– Хорошо… По крайней мере, завтракать ты будешь? К завтраку ты, надеюсь, встанешь? – спрашивала мать внезапно напрягшимся голосом, но здесь она торопилась. Она знала, не могла не знать, как я отвечу, но одно дело знать, а другое уметь отречься от своих ценностей (о их сокровенный завтрак, о нечто безусловное, потому что нечто изначально животное!).
– Не знаю… Вряд ли… – бормотал я совершенно демагогически, но совершенно наслаждаясь своей демагогией.
– Ну и не надо, не вставай, лежи, можешь вообще не есть, сходи с ума сколько тебе угодно. Холера тебя не возьмет, если один раз не поешь, меня это не беспокоит – говорила мать с эдаким отстраненным смешком – о, если бы она умела хоть на чуть-чуть остаться отстраненной! Но я знал, что она не сумеет и что рано или поздно сорвется.
– Не беспокоит? – переспрашивал я издевательски. – Как же так, ведь Маня уже, наверное, пожарила гренки!
– Может быть, и пожарила, – говорила мать дрожащим голосом.
– И сметанку уже поставили на стол, ту самую, за которой посылали Маню с утра на базар? И ветчинка уже на столе? Папа уже прислал, небось, человека с ветчиной из Гастронома номер один или Гатронома номер пять?
– Ах, дурачок, дурачок, – говорила мать, качая головой и глядя на меня как будто с сожалением (вот еще, этого я не желал терпеть). – Да, и ветчину папа прислал, чтобы тебе к завтраку была, и Маня принесла с базара сметану. Ну, что еще ты скажешь?
– А то, что вы только и убеждены, что ветчина – это главное в жизни, – говорил я с насмешливой наглостью.

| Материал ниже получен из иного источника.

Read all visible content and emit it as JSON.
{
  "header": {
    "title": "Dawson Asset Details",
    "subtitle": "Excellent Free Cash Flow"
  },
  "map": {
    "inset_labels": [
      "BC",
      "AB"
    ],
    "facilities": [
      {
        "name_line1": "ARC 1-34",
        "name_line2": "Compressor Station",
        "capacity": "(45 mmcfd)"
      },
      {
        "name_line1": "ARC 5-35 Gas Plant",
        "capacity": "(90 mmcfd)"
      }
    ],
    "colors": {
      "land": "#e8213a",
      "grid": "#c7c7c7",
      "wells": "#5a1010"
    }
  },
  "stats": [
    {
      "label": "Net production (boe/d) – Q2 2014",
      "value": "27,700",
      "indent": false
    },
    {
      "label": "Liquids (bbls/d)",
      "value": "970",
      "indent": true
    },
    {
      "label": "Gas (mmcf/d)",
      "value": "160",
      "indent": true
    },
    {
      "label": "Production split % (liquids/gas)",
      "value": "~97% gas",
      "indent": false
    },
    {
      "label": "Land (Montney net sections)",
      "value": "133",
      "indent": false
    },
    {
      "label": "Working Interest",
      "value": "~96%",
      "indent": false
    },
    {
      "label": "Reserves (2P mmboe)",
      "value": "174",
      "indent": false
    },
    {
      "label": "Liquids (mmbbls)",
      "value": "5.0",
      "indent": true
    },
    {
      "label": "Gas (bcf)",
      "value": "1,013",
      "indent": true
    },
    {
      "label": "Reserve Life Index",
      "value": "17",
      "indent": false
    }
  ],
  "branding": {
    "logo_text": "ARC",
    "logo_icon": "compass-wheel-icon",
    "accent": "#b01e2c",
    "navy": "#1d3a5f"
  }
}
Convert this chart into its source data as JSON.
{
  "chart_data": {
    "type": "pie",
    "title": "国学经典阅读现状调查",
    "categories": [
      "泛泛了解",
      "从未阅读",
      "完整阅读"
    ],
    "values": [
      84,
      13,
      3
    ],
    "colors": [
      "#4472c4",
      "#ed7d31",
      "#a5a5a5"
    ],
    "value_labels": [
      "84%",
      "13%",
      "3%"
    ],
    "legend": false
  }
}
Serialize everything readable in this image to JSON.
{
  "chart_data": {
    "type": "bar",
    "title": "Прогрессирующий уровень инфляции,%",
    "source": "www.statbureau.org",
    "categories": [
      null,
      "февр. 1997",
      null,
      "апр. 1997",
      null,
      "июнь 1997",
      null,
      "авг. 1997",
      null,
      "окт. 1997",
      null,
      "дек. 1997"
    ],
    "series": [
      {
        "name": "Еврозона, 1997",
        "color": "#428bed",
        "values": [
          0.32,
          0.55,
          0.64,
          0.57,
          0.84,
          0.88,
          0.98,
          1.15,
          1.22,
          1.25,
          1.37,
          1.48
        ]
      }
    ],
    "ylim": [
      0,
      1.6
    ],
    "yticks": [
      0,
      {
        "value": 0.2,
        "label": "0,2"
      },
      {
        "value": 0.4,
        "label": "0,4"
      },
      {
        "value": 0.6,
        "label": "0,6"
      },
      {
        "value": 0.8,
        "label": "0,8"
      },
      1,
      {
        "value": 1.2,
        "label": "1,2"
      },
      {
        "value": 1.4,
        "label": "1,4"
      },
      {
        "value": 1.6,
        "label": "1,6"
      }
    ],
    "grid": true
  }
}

– Неужели? Мы, по-твоему, так думаем и больше ни о чем не думаем?
– Да, думаю. Но, представляешь себе, я действительно не умру, если не поем. Представляешь, меня не возьмет холера. Но этого ты вынести не сможешь, если я не поем.
– Думаешь, таки не вынесу? Такая я дурочка, такая я ограниченная особа, как ты обо мне думаешь?
– Ничего я особенного не думаю, – шел я напопят, но только очень-очень немножко напопят.
– О, я прекрасно знаю, что ты обо мне думаешь. Или ты ничего не думаешь, а тебе просто доставляет наслаждение пить у меня кровь. Сколько ты уже отнял у нас жизни, тебе все не достаточно.
– Я отнял у вас жизнь! – демагогически ухмылялся я, но не слишком демагогически, потому что вовсе не желал вступать с матерью в пререкания на такой опасной почве.
– Нет, но ты скажи мне, – теряла-таки мать остатки улыбки, ее лицо покрывалось пятнами. Я ждал этого переломного момента, я знал, что она не выдержит и перейдет в атаку. – Почему ты разговариваешь со мной таким хамским тоном? И почему ты смотришь на меня таким зверем? Что я тебе сделала?
– Ничего ты мне не сделала, – бормотал я, отводя глаза.
– Чем я заслужила у тебя такой взгляд, будто ты меня ненавидишь? – голос ее начинал слегка дрожать, и лицо ее искажалось негодующей гримасой. Но голос ее дрожал не от слабости, по крайней мере, еще не от слабости и желания заплакать, о нет, она была слишком сильная женщина для этого, и я немножко боялся силы ее негодования. Она вполне могла подойти и ударить меня сразмаху, о да, я допускал это и немножко этого боялся, но все равно, все равно, все равно не собирался ей уступать.
– Что именно тебе удобней? Чтобы мать совсем не заходила к тебе в комнату, чтобы матери вообще не было в этой комнате, в этой квартире и вообще на этом свете?
– То, что мне удобней, то мне удобней, – бормотал я, отворачиваясь и в свою очередь презрительно кривясь лицом.
– О да, я знаю, тебе было бы гора-а-здо удобней, чтобы матери не было на свете, если бы она умерла тогда во время операции, ты был бы теперь счастлив, о-о, как бы ты был теперь счастлив, думаешь я не знаю? – говорила она, совсем уже приближаясь искаженную маску своего лица к маске моего лица, и, хотя я немножко боялся ее, мое лицо ничуть не выдавало страх, потому что что-то другое во мне было сильней страха.